Students based their housing decisions on information about dormitories and FILGs that they received a few months before arriving at MIT, and from last year’s MIT students in Cambridge.

“I chose to live in a fraternity because of [what I heard from] the CMI people over in Cambridge last year,” said Bryn L. Jones. “Living in a house full of people is so much more fun and sociable than having your own little cell on some anonymous corridor, as would be the case living in a dorm.”

FILGs receive transition support

In addition to receiving room and board payment from the Cambridge students living in their respective houses, FILGs will also be reimbursed by the Financial Transition Plan.
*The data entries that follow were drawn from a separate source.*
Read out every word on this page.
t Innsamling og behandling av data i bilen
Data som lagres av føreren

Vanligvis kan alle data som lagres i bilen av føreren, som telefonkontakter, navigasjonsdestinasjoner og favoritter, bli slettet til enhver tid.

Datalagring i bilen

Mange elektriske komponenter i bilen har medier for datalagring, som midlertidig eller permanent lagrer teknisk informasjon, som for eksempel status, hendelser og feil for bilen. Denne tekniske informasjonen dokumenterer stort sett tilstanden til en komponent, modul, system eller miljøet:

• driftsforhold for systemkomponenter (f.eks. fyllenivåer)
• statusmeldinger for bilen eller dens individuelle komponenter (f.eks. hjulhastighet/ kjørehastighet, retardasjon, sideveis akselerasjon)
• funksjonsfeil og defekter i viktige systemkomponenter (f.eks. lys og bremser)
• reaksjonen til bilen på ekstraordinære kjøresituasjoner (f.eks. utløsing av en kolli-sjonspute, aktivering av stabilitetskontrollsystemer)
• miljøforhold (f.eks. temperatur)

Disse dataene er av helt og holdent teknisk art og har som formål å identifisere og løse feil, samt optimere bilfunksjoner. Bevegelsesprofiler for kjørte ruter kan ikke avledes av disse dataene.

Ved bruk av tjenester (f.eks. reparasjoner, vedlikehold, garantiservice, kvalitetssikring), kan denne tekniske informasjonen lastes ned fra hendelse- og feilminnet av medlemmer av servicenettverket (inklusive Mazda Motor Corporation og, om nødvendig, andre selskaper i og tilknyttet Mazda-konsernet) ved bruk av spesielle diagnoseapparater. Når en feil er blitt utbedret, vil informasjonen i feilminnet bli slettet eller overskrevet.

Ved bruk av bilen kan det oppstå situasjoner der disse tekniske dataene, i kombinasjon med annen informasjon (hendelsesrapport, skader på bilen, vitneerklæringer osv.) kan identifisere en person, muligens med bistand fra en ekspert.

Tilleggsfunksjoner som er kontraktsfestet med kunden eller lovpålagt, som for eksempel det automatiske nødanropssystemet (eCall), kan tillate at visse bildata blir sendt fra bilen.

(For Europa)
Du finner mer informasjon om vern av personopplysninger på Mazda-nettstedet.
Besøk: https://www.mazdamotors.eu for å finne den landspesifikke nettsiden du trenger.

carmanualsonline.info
The three-year Financial Transition Plan was created by MIT to ease the financial burdens of the fraternities, sororities, and independent living groups caused by lack of freshman occupancy.

According to an agreement between the FSILGs and David N. Rogers, assistant dean and director of FSILGs, MIT will also reimburse 40 percent of the fixed costs of living of each Cambridge student to the FILGs.

Students enjoying experience

Although they have only been on campus a few weeks, CMI students at MIT are already having typical Institute experiences.

“Things have settled down into a good rhythm already,” said Christopher J. Caulkin, who is living at pika. “MIT is a great place to be. The general attitude to work, sports and socializing is very refreshing.”

“Boston is a great city, although I’ve had too much work to go and explore it properly,” said Katherine E. Davidson, who is living at Student House. “People here work just as hard as in Cambridge. The facilities are miles better, especially for sports and computing, but then, you’re not surrounded by buildings from the 13th century.”

CMI continues to expand

Later this fall, CMI will hold a general information session for sophomores interested in participating in the program. Individual departments will hold their respective sessions in February.

“We’re happy to get as many applications as possible, so that we may increase the quality of the program and the number of students to be selected,” Shumaker said.